Turns out the Sierra Club has, up until recently, received an estimated $25 million from the natural gas industry. The news broke last year that from 2007-2010 Sierra Club executive director, Michael Brune, clandestinely accepted the money from Chesapeake Energy, a major supporter of hydraulic fracturing or “fracking.”

The revelation led to a number of progressives publicly withdrawing their support of the organization, most notably author and environmental activist, Sandra Steingraber. In an open letter published in Orion Magazine (“Breaking Up with the Sierra Club,” 03/26/2012), Steingraber informed the Sierra Club, “I’m through with you.” She announced she was relinquishing her title of “the new Rachel Carson,” bestowed on her by Sierra, and erased the Club’s jacket-endorsement that had adorned her 1997 book, Living Downstream.

Steingraber defended her disassociation with the group as such:

The Sierra Club had taken money, gobs of it, from an industry that we in the grassroots have been in the fight of our lives to oppose. The largest, most venerable environmental organization in the United States secretly aligned with the very company that seeks to occupy our land, turn it inside out, blow it apart, fill it with poison. All for the goal of extracting a powerful heat-trapping gas, methane, that plays a significant role in climate change.

She added, “It was as if, on the eve of D-Day, the anti-Fascist partisans had discovered that Churchill was actually in cahoots with the Axis forces.”

Harsh words, to be certain.

Again, I support the Enviros’ overall goals of environmental advocacy. Unfortunately, the myopic, partisan viewpoints of their managing boards as well as their members have rendered them virtually impotent. Why bother getting arrested with Bill McKibben and friends outside the White House lawn, when you are ultimately going to support its occupant come Election Day—regardless of any action he does or does not take? At what point do these “designer protests” as St. Clair calls them, become little more than empty publicity stunts?
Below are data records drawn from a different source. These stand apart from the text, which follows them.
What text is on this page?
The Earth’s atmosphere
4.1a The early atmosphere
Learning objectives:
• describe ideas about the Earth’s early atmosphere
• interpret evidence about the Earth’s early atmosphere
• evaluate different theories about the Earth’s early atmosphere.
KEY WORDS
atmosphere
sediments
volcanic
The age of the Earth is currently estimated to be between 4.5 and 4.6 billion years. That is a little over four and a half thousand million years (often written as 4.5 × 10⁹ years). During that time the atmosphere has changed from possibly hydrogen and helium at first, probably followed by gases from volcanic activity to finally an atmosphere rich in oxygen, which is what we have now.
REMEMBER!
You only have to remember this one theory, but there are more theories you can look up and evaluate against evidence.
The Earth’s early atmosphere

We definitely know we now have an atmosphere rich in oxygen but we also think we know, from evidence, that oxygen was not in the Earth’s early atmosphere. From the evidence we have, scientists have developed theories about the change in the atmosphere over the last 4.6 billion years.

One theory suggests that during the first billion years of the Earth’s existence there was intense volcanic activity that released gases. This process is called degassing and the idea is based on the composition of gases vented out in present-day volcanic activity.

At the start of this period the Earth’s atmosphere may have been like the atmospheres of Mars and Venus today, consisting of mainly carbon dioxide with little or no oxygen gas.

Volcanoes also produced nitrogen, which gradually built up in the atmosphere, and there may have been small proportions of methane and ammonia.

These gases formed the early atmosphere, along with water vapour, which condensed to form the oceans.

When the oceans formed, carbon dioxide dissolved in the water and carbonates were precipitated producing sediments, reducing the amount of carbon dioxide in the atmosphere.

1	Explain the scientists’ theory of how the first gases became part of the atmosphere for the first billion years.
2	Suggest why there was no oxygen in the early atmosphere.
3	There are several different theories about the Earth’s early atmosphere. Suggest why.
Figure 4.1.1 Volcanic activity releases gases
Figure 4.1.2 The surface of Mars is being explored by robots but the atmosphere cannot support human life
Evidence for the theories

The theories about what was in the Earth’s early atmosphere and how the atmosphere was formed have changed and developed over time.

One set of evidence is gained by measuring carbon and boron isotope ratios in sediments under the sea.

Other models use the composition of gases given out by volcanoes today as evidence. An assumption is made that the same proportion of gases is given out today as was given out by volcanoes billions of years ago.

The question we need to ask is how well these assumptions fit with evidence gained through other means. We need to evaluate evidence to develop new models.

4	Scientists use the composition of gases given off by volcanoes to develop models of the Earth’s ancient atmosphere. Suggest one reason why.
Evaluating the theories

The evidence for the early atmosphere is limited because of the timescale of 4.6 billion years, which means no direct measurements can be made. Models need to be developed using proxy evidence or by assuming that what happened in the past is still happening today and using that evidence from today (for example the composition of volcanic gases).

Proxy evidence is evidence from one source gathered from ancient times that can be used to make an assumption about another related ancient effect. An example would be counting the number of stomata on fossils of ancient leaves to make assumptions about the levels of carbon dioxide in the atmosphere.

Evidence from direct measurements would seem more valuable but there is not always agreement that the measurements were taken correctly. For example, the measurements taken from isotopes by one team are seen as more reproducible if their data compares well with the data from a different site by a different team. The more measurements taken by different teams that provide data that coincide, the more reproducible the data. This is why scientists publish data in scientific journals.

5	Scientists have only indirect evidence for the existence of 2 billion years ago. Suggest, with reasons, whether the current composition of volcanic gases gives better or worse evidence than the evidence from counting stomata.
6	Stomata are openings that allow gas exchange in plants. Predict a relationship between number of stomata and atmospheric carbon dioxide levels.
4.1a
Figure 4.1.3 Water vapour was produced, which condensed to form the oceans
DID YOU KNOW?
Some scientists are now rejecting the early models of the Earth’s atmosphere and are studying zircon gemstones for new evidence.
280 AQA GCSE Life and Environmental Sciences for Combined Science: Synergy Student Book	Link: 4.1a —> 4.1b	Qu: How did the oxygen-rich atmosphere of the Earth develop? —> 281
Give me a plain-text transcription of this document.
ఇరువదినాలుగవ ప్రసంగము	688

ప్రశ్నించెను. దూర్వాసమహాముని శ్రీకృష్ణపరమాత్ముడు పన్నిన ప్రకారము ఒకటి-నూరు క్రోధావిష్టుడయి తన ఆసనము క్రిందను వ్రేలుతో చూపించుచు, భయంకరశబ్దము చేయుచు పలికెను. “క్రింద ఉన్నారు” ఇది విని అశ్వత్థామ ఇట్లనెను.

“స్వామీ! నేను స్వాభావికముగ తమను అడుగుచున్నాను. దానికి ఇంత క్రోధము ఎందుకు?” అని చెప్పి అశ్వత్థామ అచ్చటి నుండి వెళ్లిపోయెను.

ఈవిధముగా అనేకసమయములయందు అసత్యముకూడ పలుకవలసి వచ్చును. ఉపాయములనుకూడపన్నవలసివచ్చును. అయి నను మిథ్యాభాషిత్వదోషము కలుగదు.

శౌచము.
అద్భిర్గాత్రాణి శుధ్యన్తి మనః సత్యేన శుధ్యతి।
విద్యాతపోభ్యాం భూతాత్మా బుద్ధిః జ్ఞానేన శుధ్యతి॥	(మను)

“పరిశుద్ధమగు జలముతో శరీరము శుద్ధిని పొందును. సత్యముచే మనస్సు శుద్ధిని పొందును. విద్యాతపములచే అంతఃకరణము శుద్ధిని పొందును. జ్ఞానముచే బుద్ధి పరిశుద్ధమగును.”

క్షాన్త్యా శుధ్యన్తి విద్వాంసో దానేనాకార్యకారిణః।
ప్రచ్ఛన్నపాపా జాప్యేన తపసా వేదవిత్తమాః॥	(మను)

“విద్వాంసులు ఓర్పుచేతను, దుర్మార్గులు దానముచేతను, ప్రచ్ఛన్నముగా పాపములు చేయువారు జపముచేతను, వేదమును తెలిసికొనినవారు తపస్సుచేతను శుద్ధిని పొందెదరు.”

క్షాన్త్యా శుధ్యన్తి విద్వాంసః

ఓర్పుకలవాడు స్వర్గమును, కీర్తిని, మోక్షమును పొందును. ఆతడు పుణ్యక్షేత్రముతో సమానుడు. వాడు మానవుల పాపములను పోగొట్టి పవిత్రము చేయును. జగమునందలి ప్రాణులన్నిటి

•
When it comes to global warming, we can no longer afford to waste time on such symbolic measures. The environmental movement needs to get real serious, real fast. Anyone who doubts me need only scan the front-page headline of a recent issue of The Nation: “It’s Not Warming,” it says underneath a picture of earth, “It’s Dying.”

Last November, Jill Stein and Rocky Anderson were the only candidates running on any serious environmental platform. Any self-described environmentalist who could not bring himself to vote for either of them may as well just pack it up and prepare for the environmental Apocalypse.

So, please stop asking me for money, Greenpeace and Friends. What little I have will go exclusively to the Green Party where it can actually do some good.